Çünkü ne zamandan beri yüreğim
kanıyor
bırak melhem olanı,
kanadığını gören yok...
her gece duvarlara konuşmaktan yoruldum...
her gece suskunluğumun çığlık olmasından bıktım...
herkes işine geldiği gibi görüyor beni...
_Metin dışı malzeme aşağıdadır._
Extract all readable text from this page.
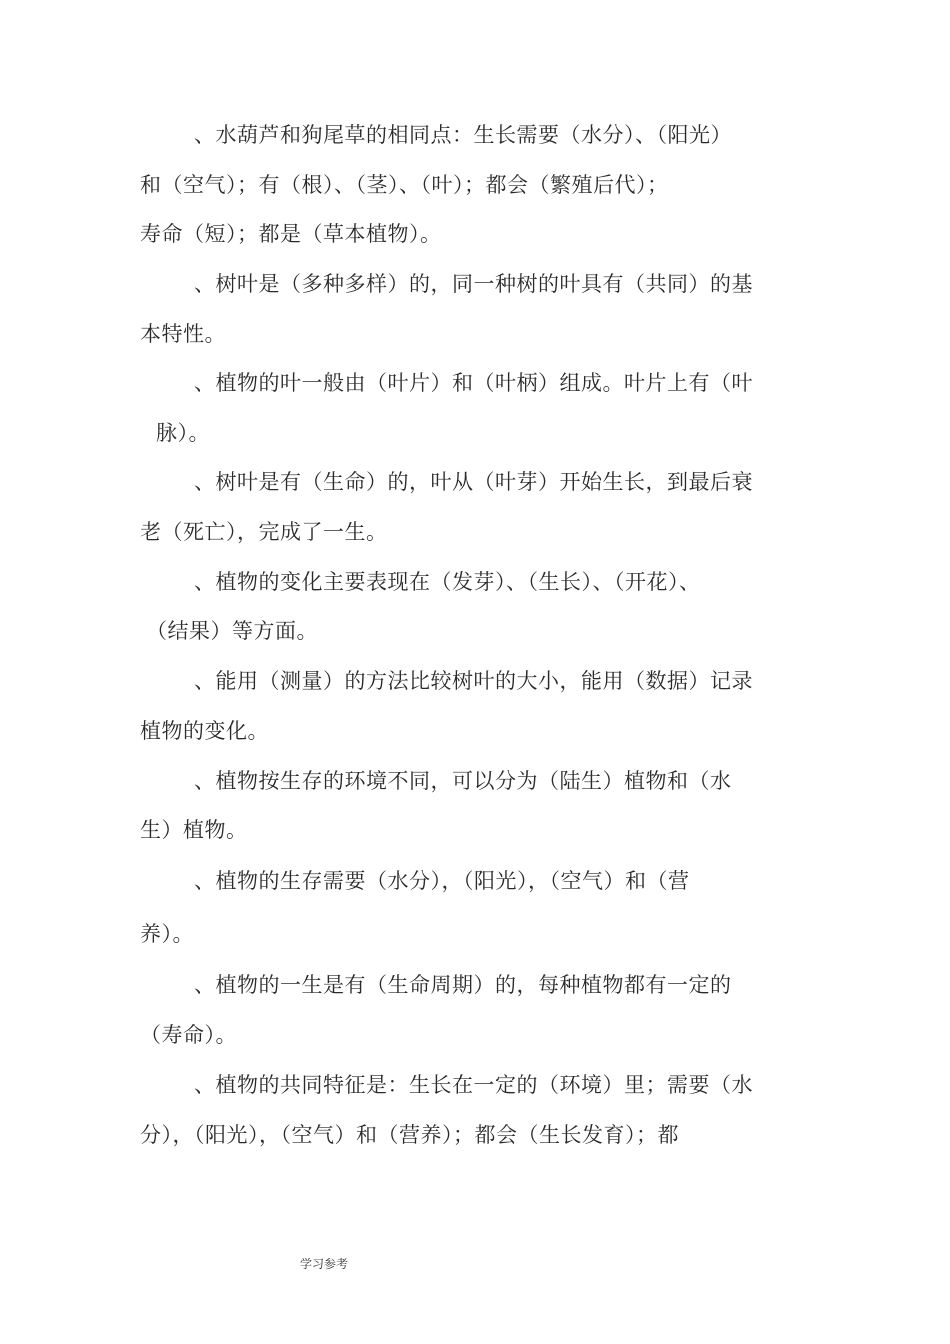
、水葫芦和狗尾草的相同点：生长需要（水分）、（阳光）
和（空气）；有（根）、（茎）、（叶）；都会（繁殖后代）；
寿命（短）；都是（草本植物）。
、树叶是（多种多样）的，同一种树的叶具有（共同）的基
本特性。
、植物的叶一般由（叶片）和（叶柄）组成。叶片上有（叶
脉）。
、树叶是有（生命）的，叶从（叶芽）开始生长，到最后衰
老（死亡），完成了一生。
、植物的变化主要表现在（发芽）、（生长）、（开花）、
（结果）等方面。
、能用（测量）的方法比较树叶的大小，能用（数据）记录
植物的变化。
、植物按生存的环境不同，可以分为（陆生）植物和（水
生）植物。
、植物的生存需要（水分），（阳光），（空气）和（营
养）。
、植物的一生是有（生命周期）的，每种植物都有一定的
（寿命）。
、植物的共同特征是：生长在一定的（环境）里；需要（水
分），（阳光），（空气）和（营养）；都会（生长发育）；都
学习参考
insan olarak gören nerdeyse yok gibi...
robotum sanki...
yüreğim kanamaz,
kalbim kırılmaz,
ruhum incinmez sanki...
...
boşluklar....boşluklar...boşluklar...
işin en garip tarafı ise,
özgüveni yüksek olan bir insanım...
ama kendime güvenimi kaybediyorum...
elim bir boşlukta sallanıyor elimi tutan yok...
elimi tutmayı bırak,
gören gözler yok...
yanındayım diyenler nerde?
yok...
yüreğine bak diyor herkes...
tamam da,
yüreğim kanıyor...
yüreğimde hisedebildiğim kadar,
yanımda da hisetmek istiyorum...
bazen başımı yaslayıp omuzuna ağlamak istiyorum,
o yüreğindeyiz diyenlere...
yüreğimdeymiş...
bir defa da yanımda olsanıza...
bir defa da omuzunuzda ağlamama izin verseniz ya...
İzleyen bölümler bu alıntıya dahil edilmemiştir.